It might not be physically exhausting, but the mental strain is colossal. Stuffing their mouths with cash helps, but everyone has a breaking point. And unlike most other sports with an unending supply of willing fodder and new faces, darts relies on the same name-brand players. The top 16 players and those on the fringes of winning a Tour Card, darts’ golden ticket, are most profoundly affected.

“The calendar is absolutely obscene,” Aspinall said. “For us to take a weekend off, I have to pull out of events. I’m losing ranking money, because I just need a few days off.
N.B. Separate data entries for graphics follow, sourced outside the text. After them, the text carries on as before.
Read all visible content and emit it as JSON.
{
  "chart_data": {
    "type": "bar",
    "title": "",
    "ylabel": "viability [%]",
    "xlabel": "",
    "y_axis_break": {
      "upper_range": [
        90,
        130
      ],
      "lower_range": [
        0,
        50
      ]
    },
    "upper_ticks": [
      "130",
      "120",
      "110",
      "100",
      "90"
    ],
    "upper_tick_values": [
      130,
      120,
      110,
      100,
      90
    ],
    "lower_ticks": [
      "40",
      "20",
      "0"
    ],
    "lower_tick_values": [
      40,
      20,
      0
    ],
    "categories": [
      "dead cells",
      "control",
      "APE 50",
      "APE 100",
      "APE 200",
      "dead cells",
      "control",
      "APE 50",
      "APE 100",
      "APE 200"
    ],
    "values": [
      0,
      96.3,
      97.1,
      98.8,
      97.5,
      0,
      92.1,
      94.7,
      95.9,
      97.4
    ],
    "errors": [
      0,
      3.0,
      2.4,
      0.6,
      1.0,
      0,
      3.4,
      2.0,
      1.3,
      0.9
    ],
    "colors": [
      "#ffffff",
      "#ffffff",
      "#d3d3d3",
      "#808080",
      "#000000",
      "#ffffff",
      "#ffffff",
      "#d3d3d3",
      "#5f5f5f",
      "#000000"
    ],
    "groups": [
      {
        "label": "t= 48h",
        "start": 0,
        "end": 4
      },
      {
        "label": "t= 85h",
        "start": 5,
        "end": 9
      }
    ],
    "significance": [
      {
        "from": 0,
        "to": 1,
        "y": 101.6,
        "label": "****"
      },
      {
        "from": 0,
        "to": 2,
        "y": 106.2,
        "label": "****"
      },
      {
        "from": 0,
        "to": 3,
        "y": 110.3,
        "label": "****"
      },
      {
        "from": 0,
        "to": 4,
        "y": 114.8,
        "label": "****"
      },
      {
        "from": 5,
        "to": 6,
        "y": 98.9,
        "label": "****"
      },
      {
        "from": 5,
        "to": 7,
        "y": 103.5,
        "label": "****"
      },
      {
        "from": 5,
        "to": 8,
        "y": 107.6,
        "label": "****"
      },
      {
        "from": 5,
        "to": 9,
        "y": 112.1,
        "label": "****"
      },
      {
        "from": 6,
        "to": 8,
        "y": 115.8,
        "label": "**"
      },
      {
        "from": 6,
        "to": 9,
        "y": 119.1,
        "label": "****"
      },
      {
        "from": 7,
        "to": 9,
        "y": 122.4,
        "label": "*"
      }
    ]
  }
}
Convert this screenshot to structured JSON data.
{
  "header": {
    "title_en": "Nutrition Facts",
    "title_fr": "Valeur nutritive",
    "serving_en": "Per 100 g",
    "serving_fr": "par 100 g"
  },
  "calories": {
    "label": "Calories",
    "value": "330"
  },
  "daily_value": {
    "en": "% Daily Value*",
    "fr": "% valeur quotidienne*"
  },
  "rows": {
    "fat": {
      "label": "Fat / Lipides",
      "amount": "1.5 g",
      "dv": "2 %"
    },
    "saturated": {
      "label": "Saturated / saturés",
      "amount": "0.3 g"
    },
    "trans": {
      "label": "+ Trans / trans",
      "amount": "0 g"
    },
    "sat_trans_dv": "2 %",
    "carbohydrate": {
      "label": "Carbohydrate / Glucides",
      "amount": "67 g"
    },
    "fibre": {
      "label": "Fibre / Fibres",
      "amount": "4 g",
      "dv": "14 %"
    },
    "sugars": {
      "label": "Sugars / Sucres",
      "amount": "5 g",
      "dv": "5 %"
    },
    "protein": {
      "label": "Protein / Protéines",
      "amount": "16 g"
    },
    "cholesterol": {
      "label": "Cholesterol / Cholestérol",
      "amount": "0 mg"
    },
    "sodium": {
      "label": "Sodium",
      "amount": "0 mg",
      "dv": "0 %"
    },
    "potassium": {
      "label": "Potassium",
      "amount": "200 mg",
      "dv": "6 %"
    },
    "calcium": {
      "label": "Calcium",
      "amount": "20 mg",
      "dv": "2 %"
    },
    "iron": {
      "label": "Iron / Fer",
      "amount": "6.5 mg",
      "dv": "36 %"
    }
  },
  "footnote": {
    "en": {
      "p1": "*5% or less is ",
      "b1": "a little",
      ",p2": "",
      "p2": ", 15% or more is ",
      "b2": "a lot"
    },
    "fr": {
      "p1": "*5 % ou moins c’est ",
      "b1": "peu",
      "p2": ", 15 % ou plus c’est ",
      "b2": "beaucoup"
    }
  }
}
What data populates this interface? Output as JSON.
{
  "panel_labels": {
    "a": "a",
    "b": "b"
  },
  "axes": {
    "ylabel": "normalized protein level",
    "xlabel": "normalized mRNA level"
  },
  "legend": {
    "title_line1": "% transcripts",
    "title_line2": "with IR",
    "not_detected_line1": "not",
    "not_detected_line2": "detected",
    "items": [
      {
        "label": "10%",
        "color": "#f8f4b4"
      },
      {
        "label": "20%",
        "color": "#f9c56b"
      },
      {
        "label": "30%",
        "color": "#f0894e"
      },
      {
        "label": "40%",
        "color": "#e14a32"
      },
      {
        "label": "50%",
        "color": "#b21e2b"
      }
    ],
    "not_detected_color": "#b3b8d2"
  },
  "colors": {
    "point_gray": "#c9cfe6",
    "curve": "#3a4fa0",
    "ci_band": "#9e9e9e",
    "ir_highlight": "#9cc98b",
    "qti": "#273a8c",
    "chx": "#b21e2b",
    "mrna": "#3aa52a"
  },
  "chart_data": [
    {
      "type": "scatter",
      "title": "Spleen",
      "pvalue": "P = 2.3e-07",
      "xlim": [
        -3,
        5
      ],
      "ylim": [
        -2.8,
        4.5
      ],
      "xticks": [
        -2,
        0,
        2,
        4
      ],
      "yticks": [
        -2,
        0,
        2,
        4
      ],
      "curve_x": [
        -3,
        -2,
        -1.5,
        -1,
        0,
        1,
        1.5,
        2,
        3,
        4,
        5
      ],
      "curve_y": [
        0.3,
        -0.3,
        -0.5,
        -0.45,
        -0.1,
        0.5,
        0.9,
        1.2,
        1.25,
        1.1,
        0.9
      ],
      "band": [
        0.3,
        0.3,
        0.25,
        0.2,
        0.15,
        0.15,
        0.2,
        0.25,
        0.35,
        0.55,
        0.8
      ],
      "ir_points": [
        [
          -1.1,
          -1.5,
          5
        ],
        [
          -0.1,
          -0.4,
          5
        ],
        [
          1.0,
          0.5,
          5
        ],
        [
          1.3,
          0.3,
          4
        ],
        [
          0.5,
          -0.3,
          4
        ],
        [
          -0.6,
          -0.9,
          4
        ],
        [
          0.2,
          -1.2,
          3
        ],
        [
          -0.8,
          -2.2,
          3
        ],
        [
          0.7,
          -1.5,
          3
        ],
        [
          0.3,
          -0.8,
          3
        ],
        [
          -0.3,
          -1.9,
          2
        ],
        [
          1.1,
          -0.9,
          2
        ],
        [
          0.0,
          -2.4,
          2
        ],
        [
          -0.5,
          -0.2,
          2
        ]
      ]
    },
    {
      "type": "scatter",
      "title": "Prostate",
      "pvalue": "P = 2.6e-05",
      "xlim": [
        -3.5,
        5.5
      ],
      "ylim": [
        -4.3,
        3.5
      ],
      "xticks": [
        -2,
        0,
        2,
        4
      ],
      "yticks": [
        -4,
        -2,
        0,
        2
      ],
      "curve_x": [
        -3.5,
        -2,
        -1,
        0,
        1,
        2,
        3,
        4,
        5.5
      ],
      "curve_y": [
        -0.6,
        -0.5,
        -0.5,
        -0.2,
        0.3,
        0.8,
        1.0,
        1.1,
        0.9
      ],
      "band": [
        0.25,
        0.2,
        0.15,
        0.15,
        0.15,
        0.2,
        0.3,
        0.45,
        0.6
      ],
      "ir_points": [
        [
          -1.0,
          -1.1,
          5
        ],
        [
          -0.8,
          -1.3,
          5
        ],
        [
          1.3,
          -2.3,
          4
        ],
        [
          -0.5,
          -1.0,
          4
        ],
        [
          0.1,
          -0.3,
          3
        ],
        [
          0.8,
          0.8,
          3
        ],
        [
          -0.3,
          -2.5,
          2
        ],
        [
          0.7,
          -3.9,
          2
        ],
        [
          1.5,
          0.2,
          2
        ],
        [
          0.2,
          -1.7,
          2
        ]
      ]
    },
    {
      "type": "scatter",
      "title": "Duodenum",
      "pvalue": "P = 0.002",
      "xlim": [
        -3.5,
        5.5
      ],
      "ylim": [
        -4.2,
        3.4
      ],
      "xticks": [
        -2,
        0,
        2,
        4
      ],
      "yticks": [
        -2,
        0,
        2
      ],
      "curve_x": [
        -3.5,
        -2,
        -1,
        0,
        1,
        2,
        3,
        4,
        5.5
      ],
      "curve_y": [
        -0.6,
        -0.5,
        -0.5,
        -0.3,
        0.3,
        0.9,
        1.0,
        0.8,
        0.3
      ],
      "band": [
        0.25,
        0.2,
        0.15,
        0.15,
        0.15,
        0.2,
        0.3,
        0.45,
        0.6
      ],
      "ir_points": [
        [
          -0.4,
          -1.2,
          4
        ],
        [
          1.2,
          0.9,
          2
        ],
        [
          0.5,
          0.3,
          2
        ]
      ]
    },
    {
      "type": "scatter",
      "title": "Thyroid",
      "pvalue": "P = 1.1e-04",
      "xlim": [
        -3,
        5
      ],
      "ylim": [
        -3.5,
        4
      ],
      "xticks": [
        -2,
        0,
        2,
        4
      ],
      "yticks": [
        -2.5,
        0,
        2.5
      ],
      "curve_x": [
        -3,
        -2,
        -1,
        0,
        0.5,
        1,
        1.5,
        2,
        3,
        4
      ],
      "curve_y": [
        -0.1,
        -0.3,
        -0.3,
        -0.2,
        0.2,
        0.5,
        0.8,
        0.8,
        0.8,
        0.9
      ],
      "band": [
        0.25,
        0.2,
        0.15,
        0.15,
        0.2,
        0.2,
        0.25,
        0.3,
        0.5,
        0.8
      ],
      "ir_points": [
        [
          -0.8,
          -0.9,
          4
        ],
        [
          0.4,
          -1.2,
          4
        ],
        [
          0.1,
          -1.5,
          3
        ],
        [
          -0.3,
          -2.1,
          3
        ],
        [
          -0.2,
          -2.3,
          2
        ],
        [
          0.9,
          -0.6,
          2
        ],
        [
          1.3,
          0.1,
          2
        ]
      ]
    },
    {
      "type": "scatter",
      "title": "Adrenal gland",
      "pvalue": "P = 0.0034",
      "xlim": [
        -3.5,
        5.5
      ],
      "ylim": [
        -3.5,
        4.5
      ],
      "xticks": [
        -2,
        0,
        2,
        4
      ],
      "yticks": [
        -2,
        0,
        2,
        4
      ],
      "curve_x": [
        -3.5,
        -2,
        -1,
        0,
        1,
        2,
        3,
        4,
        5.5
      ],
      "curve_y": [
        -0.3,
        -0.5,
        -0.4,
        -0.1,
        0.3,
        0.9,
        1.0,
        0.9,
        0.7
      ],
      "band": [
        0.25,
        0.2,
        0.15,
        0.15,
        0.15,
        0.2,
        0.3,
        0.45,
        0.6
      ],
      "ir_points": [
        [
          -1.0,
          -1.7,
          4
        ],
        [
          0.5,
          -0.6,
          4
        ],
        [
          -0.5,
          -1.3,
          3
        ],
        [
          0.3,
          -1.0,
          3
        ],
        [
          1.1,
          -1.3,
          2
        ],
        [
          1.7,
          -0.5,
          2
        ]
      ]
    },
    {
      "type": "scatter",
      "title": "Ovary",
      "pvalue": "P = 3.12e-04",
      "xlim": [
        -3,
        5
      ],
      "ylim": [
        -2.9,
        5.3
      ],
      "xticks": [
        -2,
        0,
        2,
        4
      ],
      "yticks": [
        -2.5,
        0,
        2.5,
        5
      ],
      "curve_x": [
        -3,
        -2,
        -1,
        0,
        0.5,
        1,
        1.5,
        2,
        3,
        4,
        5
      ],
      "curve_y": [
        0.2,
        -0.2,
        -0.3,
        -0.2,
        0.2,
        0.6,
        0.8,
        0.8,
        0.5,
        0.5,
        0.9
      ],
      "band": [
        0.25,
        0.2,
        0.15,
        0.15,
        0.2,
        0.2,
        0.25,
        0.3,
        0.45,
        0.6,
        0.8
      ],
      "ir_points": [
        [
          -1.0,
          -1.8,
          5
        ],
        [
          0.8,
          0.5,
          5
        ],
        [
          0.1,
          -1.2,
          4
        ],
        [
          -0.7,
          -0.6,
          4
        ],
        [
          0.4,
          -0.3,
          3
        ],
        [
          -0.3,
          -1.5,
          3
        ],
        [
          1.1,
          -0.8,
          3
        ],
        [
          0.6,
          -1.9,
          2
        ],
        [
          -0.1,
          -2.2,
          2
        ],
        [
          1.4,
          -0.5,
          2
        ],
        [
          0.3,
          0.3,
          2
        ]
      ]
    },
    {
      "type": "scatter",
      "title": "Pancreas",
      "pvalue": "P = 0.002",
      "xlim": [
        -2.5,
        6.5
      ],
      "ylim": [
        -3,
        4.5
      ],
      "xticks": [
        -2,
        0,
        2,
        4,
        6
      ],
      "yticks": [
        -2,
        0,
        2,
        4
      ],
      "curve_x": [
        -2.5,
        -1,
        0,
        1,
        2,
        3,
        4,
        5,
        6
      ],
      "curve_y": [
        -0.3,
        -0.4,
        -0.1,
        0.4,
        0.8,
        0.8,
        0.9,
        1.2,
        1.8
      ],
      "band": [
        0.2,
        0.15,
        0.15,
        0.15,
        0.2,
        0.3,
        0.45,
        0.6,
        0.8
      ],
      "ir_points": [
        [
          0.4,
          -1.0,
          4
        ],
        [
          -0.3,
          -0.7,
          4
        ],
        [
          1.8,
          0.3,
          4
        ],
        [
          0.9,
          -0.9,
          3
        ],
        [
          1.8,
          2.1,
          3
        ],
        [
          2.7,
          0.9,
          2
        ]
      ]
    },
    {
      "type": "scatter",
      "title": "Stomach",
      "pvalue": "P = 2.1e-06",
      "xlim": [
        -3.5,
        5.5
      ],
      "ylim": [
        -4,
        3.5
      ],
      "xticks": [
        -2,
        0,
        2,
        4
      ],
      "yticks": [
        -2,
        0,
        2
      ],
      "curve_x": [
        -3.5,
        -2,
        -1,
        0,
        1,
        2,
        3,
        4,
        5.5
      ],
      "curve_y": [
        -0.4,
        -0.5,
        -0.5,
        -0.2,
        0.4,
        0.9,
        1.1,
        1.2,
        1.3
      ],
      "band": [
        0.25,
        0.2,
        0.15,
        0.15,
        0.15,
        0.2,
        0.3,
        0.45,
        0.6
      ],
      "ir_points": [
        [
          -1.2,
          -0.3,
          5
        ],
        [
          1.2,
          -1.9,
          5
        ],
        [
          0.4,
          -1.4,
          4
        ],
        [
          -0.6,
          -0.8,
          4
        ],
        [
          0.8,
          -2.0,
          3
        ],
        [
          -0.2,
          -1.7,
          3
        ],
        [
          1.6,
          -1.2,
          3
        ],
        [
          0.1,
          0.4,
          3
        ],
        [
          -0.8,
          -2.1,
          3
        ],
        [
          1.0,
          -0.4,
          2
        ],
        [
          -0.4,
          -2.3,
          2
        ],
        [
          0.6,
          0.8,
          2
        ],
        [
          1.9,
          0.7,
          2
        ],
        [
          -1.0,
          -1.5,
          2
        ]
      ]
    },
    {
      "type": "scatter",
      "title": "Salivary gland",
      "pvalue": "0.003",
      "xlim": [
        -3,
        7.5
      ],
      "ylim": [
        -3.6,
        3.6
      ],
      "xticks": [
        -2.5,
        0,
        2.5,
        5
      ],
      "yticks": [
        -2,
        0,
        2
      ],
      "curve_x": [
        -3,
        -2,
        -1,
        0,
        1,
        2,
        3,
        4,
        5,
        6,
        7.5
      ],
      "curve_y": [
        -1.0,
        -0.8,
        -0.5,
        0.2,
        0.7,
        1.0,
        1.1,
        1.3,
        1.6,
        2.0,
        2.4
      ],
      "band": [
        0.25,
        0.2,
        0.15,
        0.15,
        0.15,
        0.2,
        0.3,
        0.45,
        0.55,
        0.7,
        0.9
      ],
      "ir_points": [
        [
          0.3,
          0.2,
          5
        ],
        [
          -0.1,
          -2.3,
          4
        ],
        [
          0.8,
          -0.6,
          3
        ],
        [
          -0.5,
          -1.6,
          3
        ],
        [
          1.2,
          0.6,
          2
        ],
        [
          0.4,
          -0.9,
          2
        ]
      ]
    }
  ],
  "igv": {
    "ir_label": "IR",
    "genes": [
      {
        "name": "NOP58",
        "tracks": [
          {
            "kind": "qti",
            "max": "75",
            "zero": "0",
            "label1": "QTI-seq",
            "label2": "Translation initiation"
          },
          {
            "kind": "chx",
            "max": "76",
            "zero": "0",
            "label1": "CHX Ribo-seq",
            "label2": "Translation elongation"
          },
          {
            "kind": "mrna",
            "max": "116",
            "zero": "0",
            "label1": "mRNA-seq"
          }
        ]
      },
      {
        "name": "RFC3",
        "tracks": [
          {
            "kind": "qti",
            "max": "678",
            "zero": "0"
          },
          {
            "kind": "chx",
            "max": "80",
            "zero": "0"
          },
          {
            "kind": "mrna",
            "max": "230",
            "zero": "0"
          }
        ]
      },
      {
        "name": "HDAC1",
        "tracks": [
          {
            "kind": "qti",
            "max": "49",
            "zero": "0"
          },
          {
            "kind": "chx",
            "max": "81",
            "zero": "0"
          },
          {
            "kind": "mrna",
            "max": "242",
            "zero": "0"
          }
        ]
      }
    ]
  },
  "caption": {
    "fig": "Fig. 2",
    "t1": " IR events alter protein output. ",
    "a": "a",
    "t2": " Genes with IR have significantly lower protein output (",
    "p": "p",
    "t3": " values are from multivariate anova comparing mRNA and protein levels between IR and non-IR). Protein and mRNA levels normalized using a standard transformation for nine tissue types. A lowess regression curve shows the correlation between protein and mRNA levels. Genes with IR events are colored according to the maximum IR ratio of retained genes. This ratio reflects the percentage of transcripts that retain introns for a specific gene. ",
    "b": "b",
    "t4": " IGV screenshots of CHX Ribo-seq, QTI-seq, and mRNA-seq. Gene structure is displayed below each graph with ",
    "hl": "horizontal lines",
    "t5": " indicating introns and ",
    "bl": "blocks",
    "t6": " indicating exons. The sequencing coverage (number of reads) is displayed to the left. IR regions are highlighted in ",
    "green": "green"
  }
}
“If the money gets to golf level, there’s no way people are doing this for 25 years.”

Somewhere in all this it becomes clear that what players value most is not playing darts. Aspinall’s reward for victory would be pulling out of this weekend’s European Tour event. He is knocked out in a semi-final of extraordinary quality by Humphries, so flies to Leverkusen on Friday. Now 33, his retirement stance is clear: he is out at 45, “skint or not”. He doesn’t even particularly like darts. He dreams of selling up and opening a beach bar.

Then there’s the dartification of other sports, everyone tearing off their slice of success. Snooker, tennis and even golf are battling with darts-esque behaviour from their crowds. “Everyone’s obsessed with darts at the moment,” as Aspinall puts it. It is eating everything around it, but how much more is there to consume before it has to start eating itself?

Ninety minutes into his post-final duties, Humphries contemplates a question about the schedule, despite wanting a beer more than perhaps anyone else alive.

“Yeah, it’s relentless,” he said. “But next year it’s going to be even busier.”